Chez tous les organismes multicellulaires, animaux comme végétaux, l’invasion par
des microorganismes est initialement combattue par des mécanismes de défense innée, qui
sont activés dans les minutes qui suivent l’infection. Chez les vertébrés, cette réponse rapide
est relayée par la réponse immunitaire adaptative, caractérisée par la production de récepteurs
spécifiques des antigènes par les lymphocytes. L’induction de la réponse immunitaire innée se
fait par des récepteurs qui détectent soit des motifs microbiens conservés (pattern recognition
receptors ou PRRs) ou des signaux de danger liés à l’infection.

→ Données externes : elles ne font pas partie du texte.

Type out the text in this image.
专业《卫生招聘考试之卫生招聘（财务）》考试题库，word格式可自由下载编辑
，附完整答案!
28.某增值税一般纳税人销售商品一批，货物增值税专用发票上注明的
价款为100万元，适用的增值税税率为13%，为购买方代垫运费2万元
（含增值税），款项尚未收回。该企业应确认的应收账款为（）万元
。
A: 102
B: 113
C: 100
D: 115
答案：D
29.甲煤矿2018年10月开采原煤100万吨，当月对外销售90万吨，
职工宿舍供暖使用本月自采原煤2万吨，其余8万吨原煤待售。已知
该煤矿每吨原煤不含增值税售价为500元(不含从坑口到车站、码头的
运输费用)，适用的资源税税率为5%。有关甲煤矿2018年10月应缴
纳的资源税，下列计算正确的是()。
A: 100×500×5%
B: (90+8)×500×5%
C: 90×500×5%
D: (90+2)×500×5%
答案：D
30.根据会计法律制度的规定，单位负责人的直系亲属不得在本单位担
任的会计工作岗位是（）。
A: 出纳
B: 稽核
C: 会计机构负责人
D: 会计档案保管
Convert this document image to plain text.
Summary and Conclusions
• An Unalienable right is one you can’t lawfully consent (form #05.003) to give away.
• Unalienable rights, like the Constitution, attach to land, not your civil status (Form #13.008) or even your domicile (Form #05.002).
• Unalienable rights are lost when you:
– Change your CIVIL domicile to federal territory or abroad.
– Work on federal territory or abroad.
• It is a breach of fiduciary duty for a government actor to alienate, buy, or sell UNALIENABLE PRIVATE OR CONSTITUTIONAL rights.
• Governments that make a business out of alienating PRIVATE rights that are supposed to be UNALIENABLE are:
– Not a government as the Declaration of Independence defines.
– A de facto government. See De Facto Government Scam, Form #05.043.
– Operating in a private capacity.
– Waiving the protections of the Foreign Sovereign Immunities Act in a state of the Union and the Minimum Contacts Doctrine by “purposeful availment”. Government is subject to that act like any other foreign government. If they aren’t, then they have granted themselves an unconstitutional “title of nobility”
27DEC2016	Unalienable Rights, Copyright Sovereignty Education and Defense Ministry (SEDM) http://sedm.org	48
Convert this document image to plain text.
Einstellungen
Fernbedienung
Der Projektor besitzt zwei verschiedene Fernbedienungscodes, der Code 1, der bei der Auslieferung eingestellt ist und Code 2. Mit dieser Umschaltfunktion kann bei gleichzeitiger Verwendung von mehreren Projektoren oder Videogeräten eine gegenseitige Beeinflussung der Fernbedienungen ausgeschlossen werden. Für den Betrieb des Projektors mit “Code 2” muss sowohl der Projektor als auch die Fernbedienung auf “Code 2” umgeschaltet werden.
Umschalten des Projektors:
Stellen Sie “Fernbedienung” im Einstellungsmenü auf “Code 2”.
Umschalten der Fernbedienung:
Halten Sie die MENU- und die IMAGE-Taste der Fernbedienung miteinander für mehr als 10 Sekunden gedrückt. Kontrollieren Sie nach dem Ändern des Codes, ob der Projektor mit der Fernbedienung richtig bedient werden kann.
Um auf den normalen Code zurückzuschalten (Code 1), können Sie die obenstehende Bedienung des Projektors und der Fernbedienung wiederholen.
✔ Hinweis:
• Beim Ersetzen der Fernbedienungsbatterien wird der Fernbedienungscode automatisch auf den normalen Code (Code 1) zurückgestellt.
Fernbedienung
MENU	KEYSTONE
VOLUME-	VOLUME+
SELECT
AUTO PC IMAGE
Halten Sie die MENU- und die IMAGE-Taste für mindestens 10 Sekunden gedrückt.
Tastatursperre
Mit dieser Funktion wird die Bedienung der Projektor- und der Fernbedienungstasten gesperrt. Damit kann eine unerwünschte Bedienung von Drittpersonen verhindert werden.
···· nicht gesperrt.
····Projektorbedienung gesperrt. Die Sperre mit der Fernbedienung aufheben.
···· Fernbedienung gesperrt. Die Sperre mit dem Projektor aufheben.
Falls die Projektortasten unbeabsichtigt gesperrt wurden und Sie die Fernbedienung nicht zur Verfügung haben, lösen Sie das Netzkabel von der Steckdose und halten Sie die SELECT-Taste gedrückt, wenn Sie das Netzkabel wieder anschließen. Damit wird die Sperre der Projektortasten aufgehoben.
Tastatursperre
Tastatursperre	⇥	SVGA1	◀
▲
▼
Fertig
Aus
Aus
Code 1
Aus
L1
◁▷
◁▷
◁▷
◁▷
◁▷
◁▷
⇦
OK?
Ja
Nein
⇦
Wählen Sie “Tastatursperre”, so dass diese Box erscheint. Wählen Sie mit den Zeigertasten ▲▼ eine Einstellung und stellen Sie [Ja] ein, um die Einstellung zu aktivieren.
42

La mouche du vinaigre Drosophila melanogaster est un des modèles favoris des
généticiens depuis le début du XXème siècle, et représente un modèle original pour étudier
les mécanismes moléculaires de l’immunité innée. Comme chez les mammifères, l’infection
microbienne déclenche chez la drosophile l’expression d’un grand nombre de gènes, qui
codent des facteurs permettant de contrôler l’infection, comme des peptides antimicrobiens.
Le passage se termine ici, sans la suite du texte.